L’affaire dite du « sexe contre un master et un doctorat » à l’Université Cadi Ayyad de Marrakech a pris une ampleur considérable, passant de la diffusion d’enregistrements audio compromettants à la révocation officielle du doyen de la Faculté des langues. Ce dossier, mêlant questions d’éthique, de gouvernance universitaire et de responsabilité institutionnelle, a profondément ébranlé le milieu académique.
L’affaire a pris un tournant décisif après la circulation d’enregistrements audio attribués à Ahmed Qadem, doyen de la Faculté des langues. Selon les informations largement relayées, ces enregistrements contiendraient des propos à caractère intime ainsi que des allusions à des interventions liées à l’accès aux cycles de master et de doctorat, suscitant une vive polémique au sein de l’université et dans l’opinion publique.
Face à la montée des critiques et aux appels à l’ouverture d’une enquête, le ministre de l’Enseignement supérieur, de la Recherche scientifique et de l’Innovation, Azzedine El Midaoui, a décidé de relever le doyen de ses fonctions.

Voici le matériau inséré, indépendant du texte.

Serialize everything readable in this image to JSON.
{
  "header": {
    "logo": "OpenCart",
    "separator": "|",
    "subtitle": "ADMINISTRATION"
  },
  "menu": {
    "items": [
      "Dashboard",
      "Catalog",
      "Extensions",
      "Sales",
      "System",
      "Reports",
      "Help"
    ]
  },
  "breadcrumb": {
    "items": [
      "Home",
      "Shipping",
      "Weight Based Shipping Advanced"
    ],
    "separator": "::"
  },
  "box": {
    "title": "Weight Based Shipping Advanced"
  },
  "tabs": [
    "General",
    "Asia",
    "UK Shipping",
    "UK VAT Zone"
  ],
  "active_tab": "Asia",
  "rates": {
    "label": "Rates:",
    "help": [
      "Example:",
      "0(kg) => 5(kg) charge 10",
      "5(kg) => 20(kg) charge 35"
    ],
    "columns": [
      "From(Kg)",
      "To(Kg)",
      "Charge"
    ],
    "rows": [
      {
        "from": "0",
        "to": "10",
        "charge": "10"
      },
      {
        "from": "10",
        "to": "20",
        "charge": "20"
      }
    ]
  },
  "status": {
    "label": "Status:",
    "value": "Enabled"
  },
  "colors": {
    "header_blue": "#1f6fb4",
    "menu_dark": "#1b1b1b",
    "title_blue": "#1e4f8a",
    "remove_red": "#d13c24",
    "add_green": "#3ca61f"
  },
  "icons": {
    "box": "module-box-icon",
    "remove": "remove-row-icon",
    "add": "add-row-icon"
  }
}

Cette décision est perçue par plusieurs observateurs comme une mesure destinée à préserver l’image de l’institution, dans l’attente des conclusions des investigations.
Lors de sa première intervention médiatique après son éviction, Ahmed Qadem n’a pas contesté l’authenticité des enregistrements, mais en a proposé une autre lecture. Il affirme que les faits remontent à 2008, lorsqu’il avait reçu l’appel téléphonique d’une femme se présentant comme une étudiante en détresse psychologique et émotionnelle, à laquelle il aurait simplement tenté de venir en aide en l’encourageant à poursuivre ses études.
Selon lui, certains échanges à connotation affective s’inscrivaient uniquement dans le cadre de cette tentative de soutien. Il précise également que son épouse était présente lors du premier appel reçu à son domicile et que cette femme aurait cessé tout contact avec lui dès 2009 après l’avoir bloqué.
L’ancien doyen affirme en outre qu’en 2012, un étudiant lui aurait révélé que cette femme n’était en réalité pas étudiante et qu’elle aurait été utilisée dans le cadre d’une tentative de chantage. Le même étudiant lui aurait également indiqué que d’autres enseignants avaient été ciblés par des méthodes similaires, avant de l’aider à se débarrasser du disque dur contenant les enregistrements. Ahmed Qadem affirme avoir appris par la suite qu’une copie de ces enregistrements était conservée par un enseignant de la même faculté, lequel aurait reconnu les avoir reçus avant d’expliquer qu’ils avaient été perdus lors d’un déménagement.
L’ancien doyen accuse par ailleurs un autre universitaire d’être à l’origine de la réapparition de ces enregistrements près de dix-huit ans après les faits. Selon lui, cette diffusion s’inscrit dans un contexte de rivalité autour du poste de doyen et relève d’une campagne de déstabilisation orchestrée à son encontre. Il assure n’avoir jamais rencontré la femme concernée et affirme détenir des documents et éléments de preuve qu’il se dit prêt à présenter à toute autorité judiciaire ou instance d’enquête afin d’établir sa version des faits.
Il estime également que son éviction est liée à certaines positions qu’il avait prises au sein de l’université, notamment son opposition à la soutenance de travaux académiques qu’il jugeait inappropriés, ainsi qu’à sa dénonciation de pratiques qu’il attribue à certaines associations étudiantes concernant des frais liés à la publication scientifique.
Entre la décision de révocation, les enregistrements ayant suscité une vive émotion et les versions contradictoires des protagonistes, l’Université Cadi Ayyad se retrouve confrontée à l’une des affaires les plus sensibles de ces dernières années. Celle-ci soulève des interrogations majeures sur l’éthique universitaire, l’égalité des chances, la transparence des procédures d’accès aux formations supérieures et la protection des étudiants contre toute forme d’abus.
Dans l’attente des résultats des enquêtes et des éventuelles procédures judiciaires, cette affaire demeure ouverte et alimente les appels à un renforcement des mécanismes de gouvernance, de contrôle et de transparence au sein des établissements d’enseignement supérieur afin de préserver la crédibilité de l’université publique et le principe du mérite académique.